Командир лётного отряда Преображенский вылетел на учебном Р-5, чтобы проверить технику пилотирования у лётчика Журавлёва. В программу полёта входили виражи, восьмёрки, переворот и другие фигуры.
Окончиться полёт должен был четырьмя витками штопора. Самолёт был простой и очень надёжный, не зря он был выпущен в своё время в огромном количестве и долгое время использовался как гражданскими, так и военными пилотами.
За эволюциями Р-5, как и положено, наблюдали с земли. Всё сначала шло по плану, никаких вопросов не возникало.

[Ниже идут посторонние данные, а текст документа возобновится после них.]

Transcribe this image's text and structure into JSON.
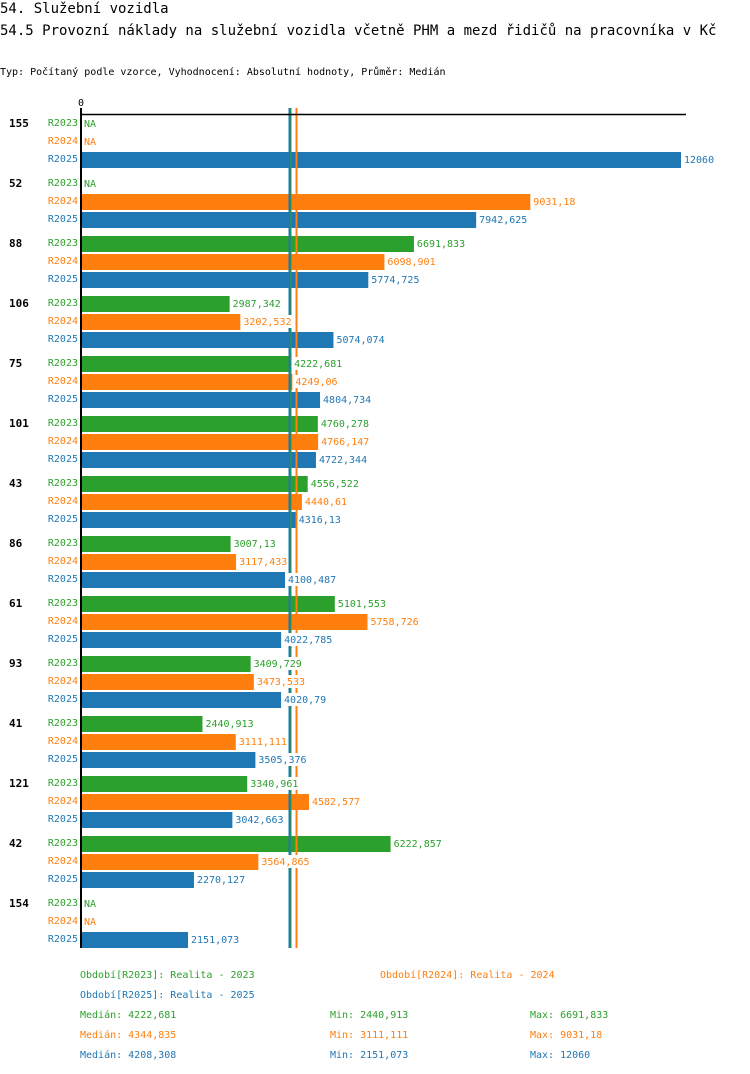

Но вдруг и техник и наблюдатель напряглись. Самолёт совершил уже восемь витков и выходить из штопора не собирался.
Сначала такое поведение приняли за некую лихость лётчика, демонстрирующего свои лётные навыки. Но ситуация явно выходила за рамки программы полёта.
Тем более, что Р-5, выйдя из обычного штопора, упал в плоский штопор. Он считался весьма непростым и выйти из него мог обычно только пилот с высокой квалификацией.
На аэродроме все замерли, никто не кричал, а с замиранием сердца следили, что происходит в небе.
А Р-5 вращался вокруг своей вертикальной оси с поднятым носом. По сути это означало, что самолёт просто напросто падает. А управление им потеряно.
Учебный самолёт управлялся и лётчиком и из кабины лётчика наблюдателя, где находился Преображенский.
У всех пилотов, бывших на аэродроме, тут же появилась перед глазами кабина летнаба. Там была короткая ручка где то внизу, обзор был затруднён.
Между тем, Р-5 уже потерял порядка трёх тысяч метров высоты и находился на примерно на тысяче метров.
Если и сейчас пилоты не выведут его из плоского штопора, то им уже не хватит высоты, чтоб сделать это позже.
Осталось буквально метров триста, и вдруг самолёт выровнялся. Взяв нужное направление, он пошёл на посадку.
Как только Р-5 приземлился, из него вылез Преображенский, почему то без сапога на одной ноге и молча отошёл в сторонку.
Потом выяснилось, что Журавлёв начал делать штопор. При этом он ногой нажал на педаль руля поворота.
Тоже самое сделал и Преображенский. Под педалями находится стальной полоз, по нему скользит нога пилота.
У Преображенского нога соскочила с педали и её зажало. Каблук сапога заблокировал движение рулей.
Когда Журавлёв попытался выйти в горизонтальный полёт, у него ничего не получилось, рули его не слушались. Лётчик не понимал, в чём дело.
Чем сильнее он жал на педаль, пытаясь выйти из штопора, тем сильнее зажимал каблук и ещё больше блокировал рули управления.
Преображенский тем временем пытался вытащить ногу, зажатую педалью. У него не получалось.
А самолёт, потеряв управление, всё так же стремился к земле, уже перейдя в плоский штопор.
Видя, что ничего не получается, Преображенский попытался продвинуть педаль ещё дальше вперёд, но этого не давал сделать Журавлёв, который хотел отодвинуть её назад.
Связи меж кабинами не было. Преображенский кричал, но шум мотора заглушал его голос.
Обычно летнаб, желающий что то сказать пилоту, вставал и нагибался в кабину лётчика. Но Преображенский и встать то не мог.
Прошло буквально несколько минут, пока шла эта борьба с зажатым каблуком. Наконец, Преображенский перестал дёргать ногу, изловчился и вытащил её из сапога.
Потом босой ногой протолкнул сапог вперёд. Управление рулями освободилось и Журавлёв получил контроль над самолётом и успешно его посадил.